DNA binding and cleavage by the nuclear intron-encoded homing endonuclease I-PpoI

Homing endonucleases are a diverse collection of proteins that are encoded by genes with mobile, self-splicing introns1,2,3. They have also been identified in self-splicing inteins (protein introns)4. These enzymes promote the movement of the DNA sequences that encode them from one chromosome location to another; they do this by making a site-specific double-strand break at a target site in an allele that lacks the corresponding mobile intron3. The target sites recognized by these small endonucleases are generally long (14–44 base pairs).
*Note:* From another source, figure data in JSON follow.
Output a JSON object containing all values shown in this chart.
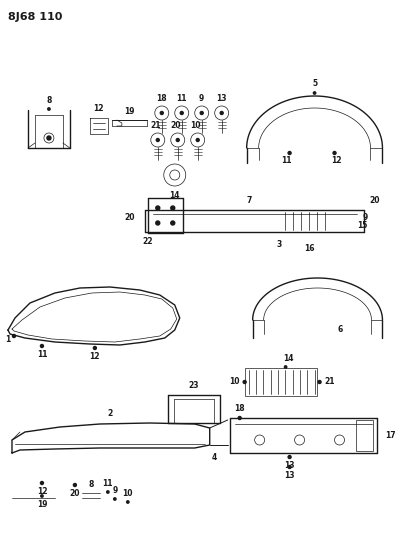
{
  "title": "8J68 110",
  "bg_color": "#ffffff",
  "line_color": "#1a1a1a",
  "title_fontsize": 8,
  "label_fontsize": 5.5,
  "lw_main": 1.0,
  "lw_thin": 0.5,
  "lw_med": 0.7
}
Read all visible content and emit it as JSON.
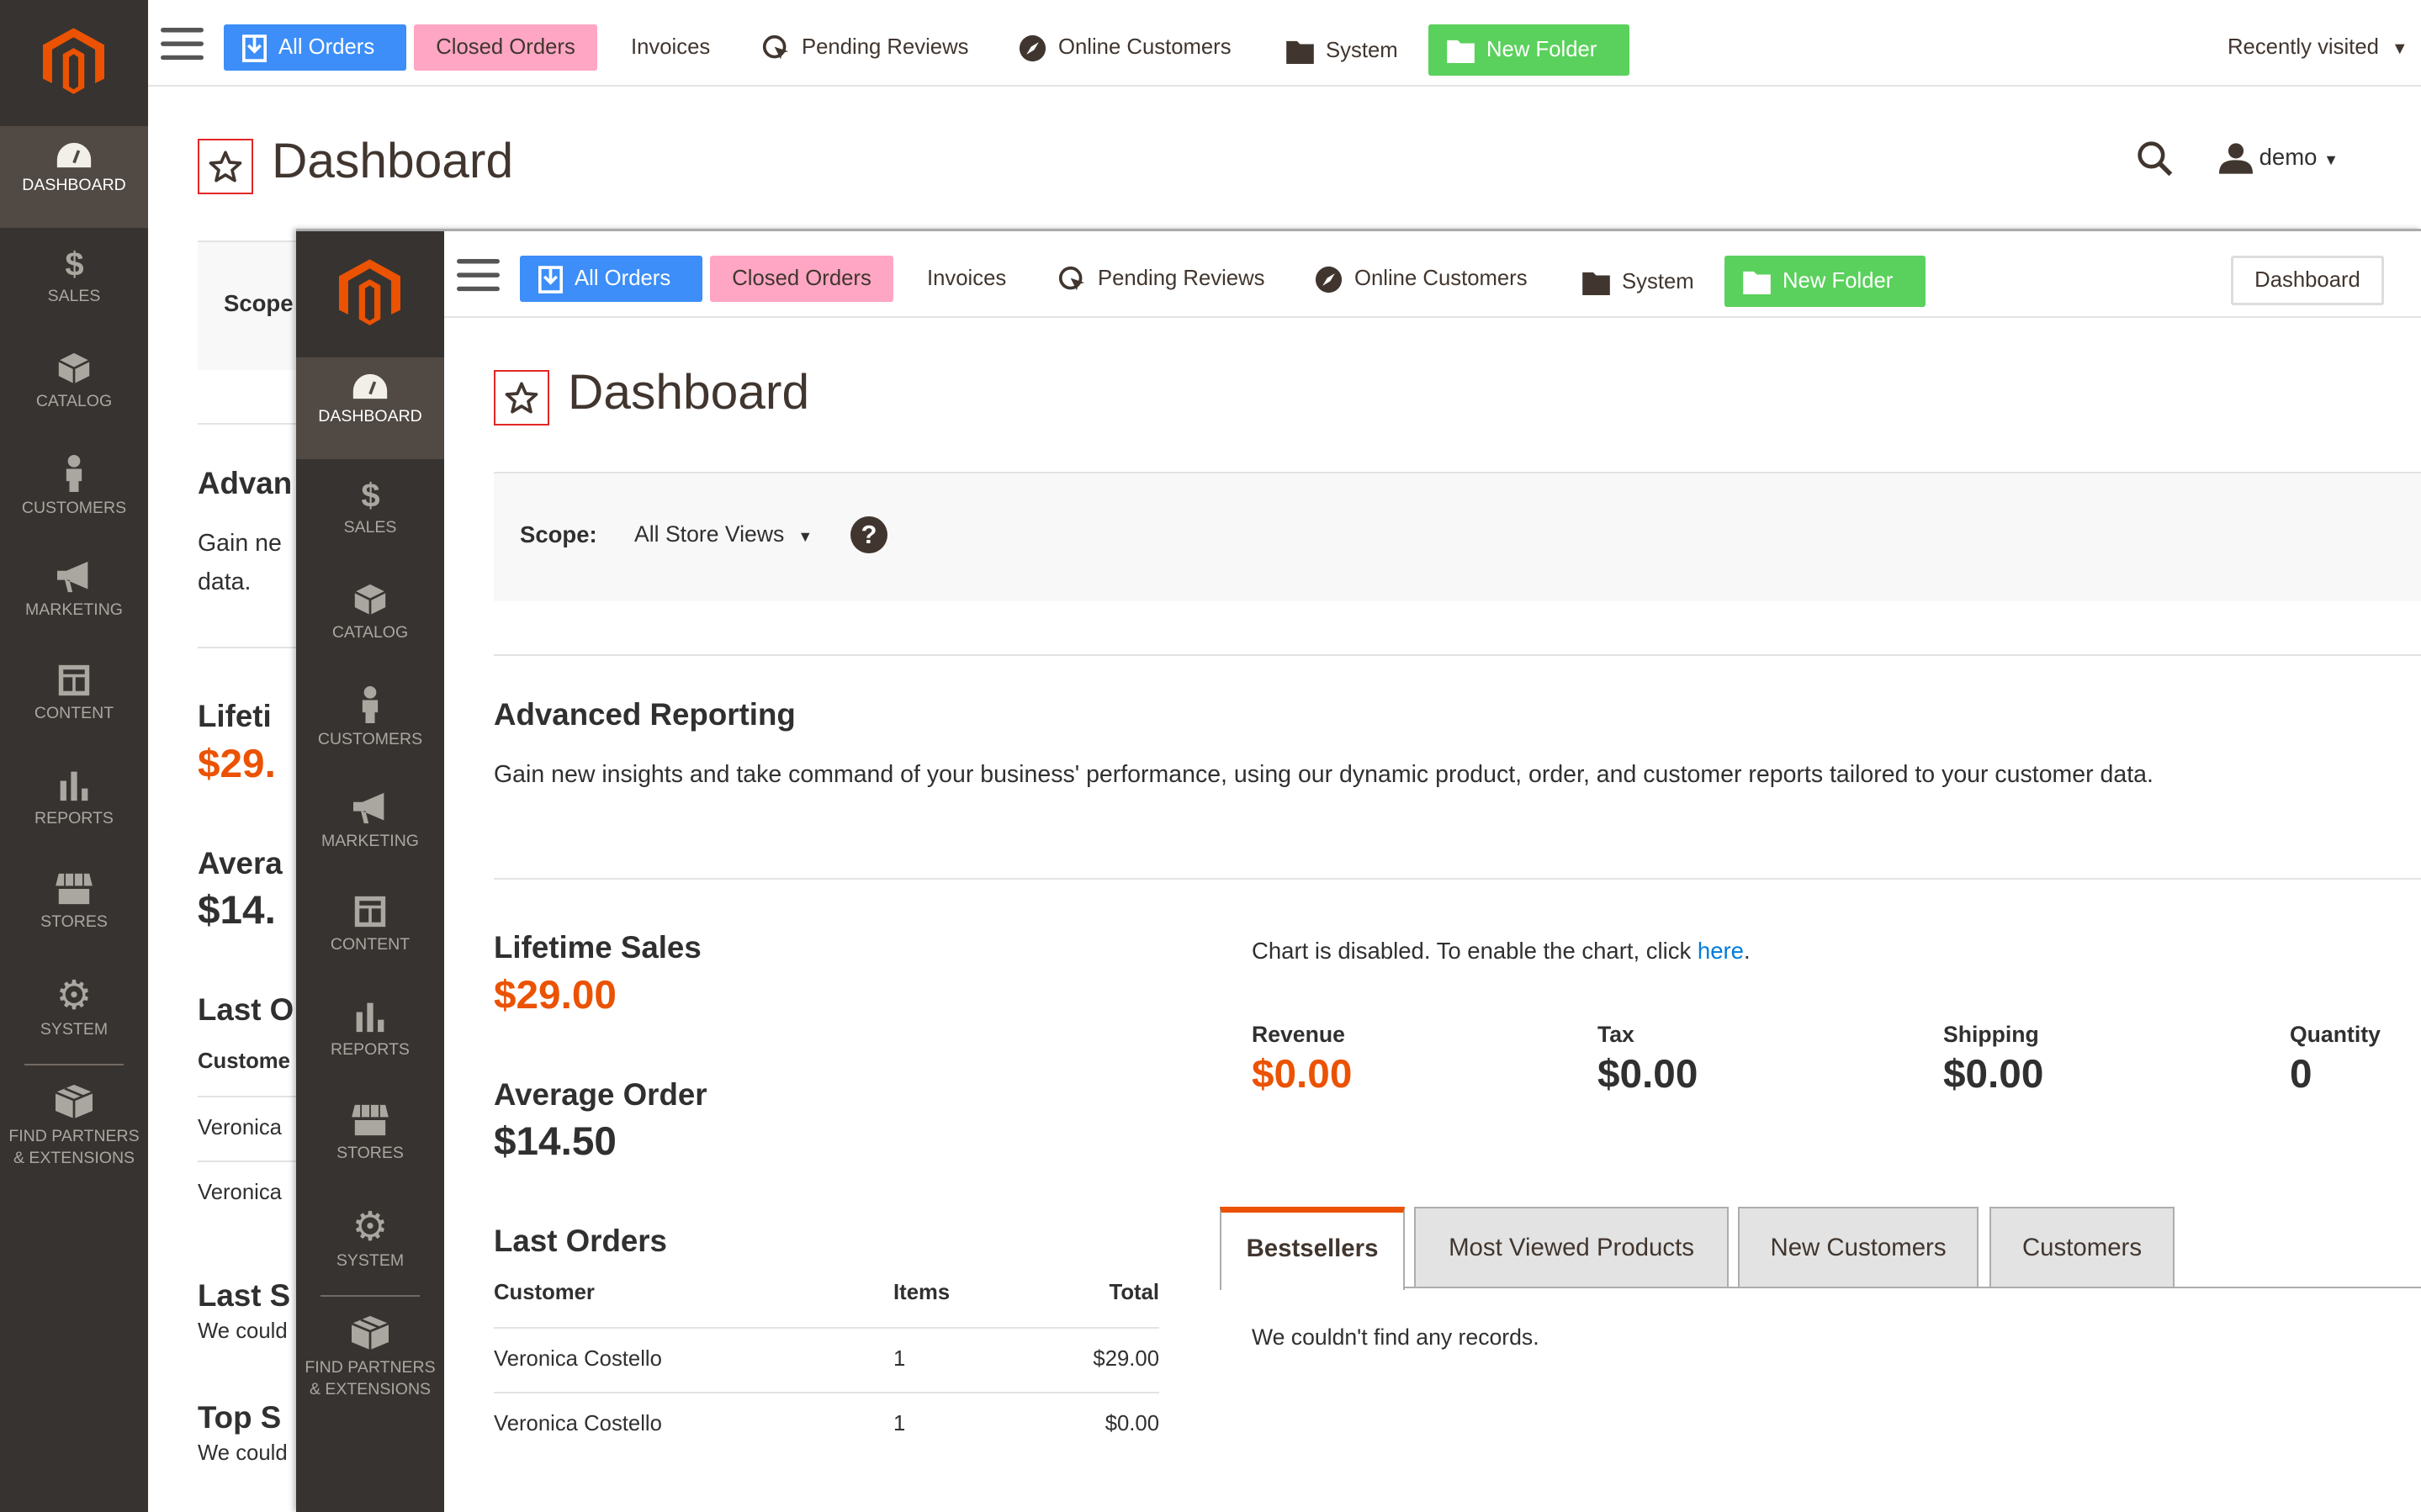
{
  "colors": {
    "sidebar": "#373330",
    "accent": "#eb5202",
    "all_orders": "#3d8ef8",
    "closed_orders": "#ffa6c4",
    "new_folder": "#5ad15c",
    "link": "#007bdb"
  },
  "sidebar": {
    "items": [
      {
        "label": "DASHBOARD",
        "icon": "dashboard-gauge-icon"
      },
      {
        "label": "SALES",
        "icon": "dollar-icon"
      },
      {
        "label": "CATALOG",
        "icon": "cube-icon"
      },
      {
        "label": "CUSTOMERS",
        "icon": "person-icon"
      },
      {
        "label": "MARKETING",
        "icon": "megaphone-icon"
      },
      {
        "label": "CONTENT",
        "icon": "layout-icon"
      },
      {
        "label": "REPORTS",
        "icon": "bar-chart-icon"
      },
      {
        "label": "STORES",
        "icon": "store-icon"
      },
      {
        "label": "SYSTEM",
        "icon": "gear-icon"
      }
    ],
    "partners_1": "FIND PARTNERS",
    "partners_2": "& EXTENSIONS"
  },
  "toolbar": {
    "all_orders": "All Orders",
    "closed_orders": "Closed Orders",
    "invoices": "Invoices",
    "pending_reviews": "Pending Reviews",
    "online_customers": "Online Customers",
    "system": "System",
    "new_folder": "New Folder",
    "dashboard": "Dashboard",
    "recently_visited": "Recently visited"
  },
  "header": {
    "title": "Dashboard",
    "user": "demo"
  },
  "scope": {
    "label": "Scope:",
    "value": "All Store Views"
  },
  "advanced": {
    "title": "Advanced Reporting",
    "text": "Gain new insights and take command of your business' performance, using our dynamic product, order, and customer reports tailored to your customer data."
  },
  "lifetime": {
    "label": "Lifetime Sales",
    "value": "$29.00"
  },
  "average": {
    "label": "Average Order",
    "value": "$14.50"
  },
  "last_orders": {
    "title": "Last Orders",
    "headers": [
      "Customer",
      "Items",
      "Total"
    ],
    "rows": [
      [
        "Veronica Costello",
        "1",
        "$29.00"
      ],
      [
        "Veronica Costello",
        "1",
        "$0.00"
      ]
    ]
  },
  "back_fragments": {
    "last_search": "Last Se",
    "top_search": "Top Se",
    "no_records": "We could"
  },
  "chart": {
    "text": "Chart is disabled. To enable the chart, click ",
    "link": "here",
    "period": "."
  },
  "totals": [
    {
      "label": "Revenue",
      "value": "$0.00"
    },
    {
      "label": "Tax",
      "value": "$0.00"
    },
    {
      "label": "Shipping",
      "value": "$0.00"
    },
    {
      "label": "Quantity",
      "value": "0"
    }
  ],
  "tabs": [
    "Bestsellers",
    "Most Viewed Products",
    "New Customers",
    "Customers"
  ],
  "tab_content": "We couldn't find any records."
}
Four families of homing endonucleases have been identified, including the LAGLIDADG, the His–Cys box, the GIY–YIG and the H–N–H endonucleases1. The first identified His–Cys box homing endonuclease was I-PpoI from the slime mould Physarum polycephalum5,6. Its gene resides in one of only a few nuclear introns known to exhibit genetic mobility7. Here we report the structure of the I-PpoI homing endonuclease bound to homing-site DNA determined to 1.8 Å resolution. I-PpoI displays an elongated fold of dimensions 25 × 35 × 80 Å, with mixed α/β topology. Each I-PpoI monomer contains three antiparallel β-sheets flanked by two long α-helices and a long carboxy-terminal tail, and is stabilized by two bound zinc ions 15 Å apart. The enzyme possesses a new zinc-bound fold and endonuclease active site. The structure has been determined in both uncleaved substrate and cleaved product complexes.